Pode-se ter muitas impressões e percepções sobre Al Ain, que abrigará o Grêmio em boa parte da sua estada nos Emirados Árabes Unidos. É para lá que a delegação rumou após as sempre irritantes obrigações de alfândega, ainda mais depois de 30 horas de viagem desde São Paulo, via Londres e Frankfurt. Se é verdade que as dicas são sempre de quem conhece as esquinas de uma cidade, fui beber na fonte. Pedi a Tite para destrinchá-la.
O técnico da Seleção estava na Rússia quando falamos, por telefone. Ele se preparava para ir a Donetsk, onde viu o Shakhtar esfarelar a invencibilidade do Manchester City. Tite viveu em Al Ain anos antes de recomeçar sua carreira no Brasil pelo Inter, em 2008, treinando o clube homônimo.
A primeira dica: esqueça Dubai e Abu Dhabi. Nada de atrações turísticas como a maior torre do mundo, o Parque da Ferrari ou uma ilha artificial em formato de palmeira com prédios residenciais caríssimos. Al Ain tem 650 mil habitantes. É uma cidade de porte médio. Mas vamos combinar que ninguém vai para os Emirados sonhando conhecer Al Ain:
— O que mais atrai as pessoas tu vais ver logo de cara: são os dois quarteirões.

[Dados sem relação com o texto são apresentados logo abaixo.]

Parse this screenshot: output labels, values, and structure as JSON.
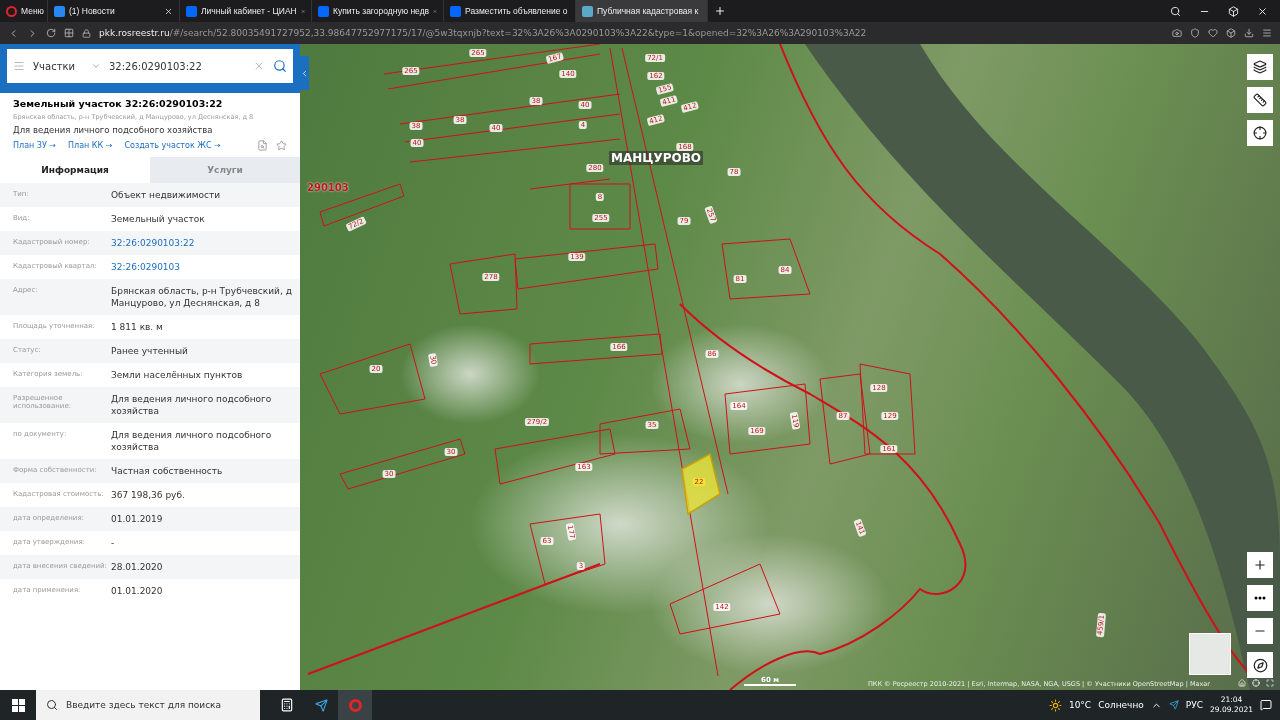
{
  "browser": {
    "tabs": [
      {
        "kind": "menu",
        "label": "Меню",
        "selected": false
      },
      {
        "kind": "vk",
        "label": "(1) Новости",
        "selected": false
      },
      {
        "kind": "cian",
        "label": "Личный кабинет - ЦИАН",
        "selected": false
      },
      {
        "kind": "cian",
        "label": "Купить загородную недв",
        "selected": false
      },
      {
        "kind": "cian",
        "label": "Разместить объявление о",
        "selected": false
      },
      {
        "kind": "pkk",
        "label": "Публичная кадастровая к",
        "selected": true
      }
    ],
    "url_host": "pkk.rosreestr.ru",
    "url_path": "/#/search/52.80035491727952,33.98647752977175/17/@5w3tqxnjb?text=32%3A26%3A0290103%3A22&type=1&opened=32%3A26%3A290103%3A22"
  },
  "panel": {
    "search": {
      "category": "Участки",
      "value": "32:26:0290103:22"
    },
    "object": {
      "title": "Земельный участок 32:26:0290103:22",
      "address": "Брянская область, р-н Трубчевский, д Манцурово, ул Деснянская, д 8",
      "purpose": "Для ведения личного подсобного хозяйства",
      "links": [
        "План ЗУ →",
        "План КК →",
        "Создать участок ЖС →"
      ]
    },
    "tabs": [
      {
        "label": "Информация",
        "selected": true
      },
      {
        "label": "Услуги",
        "selected": false
      }
    ],
    "rows": [
      {
        "label": "Тип:",
        "value": "Объект недвижимости",
        "kind": "text"
      },
      {
        "label": "Вид:",
        "value": "Земельный участок",
        "kind": "text"
      },
      {
        "label": "Кадастровый номер:",
        "value": "32:26:0290103:22",
        "kind": "link"
      },
      {
        "label": "Кадастровый квартал:",
        "value": "32:26:0290103",
        "kind": "link"
      },
      {
        "label": "Адрес:",
        "value": "Брянская область, р-н Трубчевский, д Манцурово, ул Деснянская, д 8",
        "kind": "text"
      },
      {
        "label": "Площадь уточненная:",
        "value": "1 811 кв. м",
        "kind": "text"
      },
      {
        "label": "Статус:",
        "value": "Ранее учтенный",
        "kind": "text"
      },
      {
        "label": "Категория земель:",
        "value": "Земли населённых пунктов",
        "kind": "text"
      },
      {
        "label": "Разрешенное использование:",
        "value": "Для ведения личного подсобного хозяйства",
        "kind": "text"
      },
      {
        "label": "по документу:",
        "value": "Для ведения личного подсобного хозяйства",
        "kind": "text"
      },
      {
        "label": "Форма собственности:",
        "value": "Частная собственность",
        "kind": "text"
      },
      {
        "label": "Кадастровая стоимость:",
        "value": "367 198,36 руб.",
        "kind": "text"
      },
      {
        "label": "дата определения:",
        "value": "01.01.2019",
        "kind": "text"
      },
      {
        "label": "дата утверждения:",
        "value": "-",
        "kind": "text"
      },
      {
        "label": "дата внесения сведений:",
        "value": "28.01.2020",
        "kind": "text"
      },
      {
        "label": "дата применения:",
        "value": "01.01.2020",
        "kind": "text"
      }
    ]
  },
  "map": {
    "settlement": "МАНЦУРОВО",
    "quarter": "290103",
    "scale": "60 м",
    "attribution": "ПКК © Росреестр 2010-2021 | Esri, Intermap, NASA, NGA, USGS | © Участники OpenStreetMap | Maxar",
    "parcels": [
      {
        "label": "265",
        "selected": false
      },
      {
        "label": "265",
        "selected": false
      },
      {
        "label": "167",
        "selected": false
      },
      {
        "label": "140",
        "selected": false
      },
      {
        "label": "72/1",
        "selected": false
      },
      {
        "label": "162",
        "selected": false
      },
      {
        "label": "155",
        "selected": false
      },
      {
        "label": "411",
        "selected": false
      },
      {
        "label": "412",
        "selected": false
      },
      {
        "label": "412",
        "selected": false
      },
      {
        "label": "38",
        "selected": false
      },
      {
        "label": "38",
        "selected": false
      },
      {
        "label": "38",
        "selected": false
      },
      {
        "label": "40",
        "selected": false
      },
      {
        "label": "40",
        "selected": false
      },
      {
        "label": "40",
        "selected": false
      },
      {
        "label": "4",
        "selected": false
      },
      {
        "label": "168",
        "selected": false
      },
      {
        "label": "280",
        "selected": false
      },
      {
        "label": "8",
        "selected": false
      },
      {
        "label": "255",
        "selected": false
      },
      {
        "label": "78",
        "selected": false
      },
      {
        "label": "79",
        "selected": false
      },
      {
        "label": "257",
        "selected": false
      },
      {
        "label": "72/2",
        "selected": false
      },
      {
        "label": "139",
        "selected": false
      },
      {
        "label": "278",
        "selected": false
      },
      {
        "label": "81",
        "selected": false
      },
      {
        "label": "84",
        "selected": false
      },
      {
        "label": "166",
        "selected": false
      },
      {
        "label": "86",
        "selected": false
      },
      {
        "label": "20",
        "selected": false
      },
      {
        "label": "30",
        "selected": false
      },
      {
        "label": "279/2",
        "selected": false
      },
      {
        "label": "35",
        "selected": false
      },
      {
        "label": "164",
        "selected": false
      },
      {
        "label": "169",
        "selected": false
      },
      {
        "label": "119",
        "selected": false
      },
      {
        "label": "87",
        "selected": false
      },
      {
        "label": "128",
        "selected": false
      },
      {
        "label": "129",
        "selected": false
      },
      {
        "label": "161",
        "selected": false
      },
      {
        "label": "30",
        "selected": false
      },
      {
        "label": "30",
        "selected": false
      },
      {
        "label": "163",
        "selected": false
      },
      {
        "label": "22",
        "selected": true
      },
      {
        "label": "63",
        "selected": false
      },
      {
        "label": "177",
        "selected": false
      },
      {
        "label": "3",
        "selected": false
      },
      {
        "label": "142",
        "selected": false
      },
      {
        "label": "141",
        "selected": false
      },
      {
        "label": "459/1",
        "selected": false
      }
    ]
  },
  "taskbar": {
    "search_placeholder": "Введите здесь текст для поиска",
    "temperature": "10°C",
    "weather": "Солнечно",
    "language": "РУС",
    "time": "21:04",
    "date": "29.09.2021"
  }
}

Quarteirões? Como assim, se todas as cidades do mundo se espalham por quarteirões? O que pode ser mais comum? É que estes são quarteirões reais. Não apenas um, mas dois. A família do rei mora neles, então a primeira casa do Grêmio em solo árabe se orienta pelos tais dois quarteirões da realeza, que obviamente se destacam pelo luxo, riqueza e imponência.
A ostentação, a propósito, incomoda Tite. Assim como o tratamento que "segrega" e "afasta", segundo o técnico da Seleção. Há muitos trabalhadores indianos e paquistaneses, já que não se vê árabes em atividades mundanas. É raríssimo vê-los pegando no pesado. Estima-se que menos de 20% da população dos EAU nasceu aqui. A mão de obra é estrangeira. E explorada.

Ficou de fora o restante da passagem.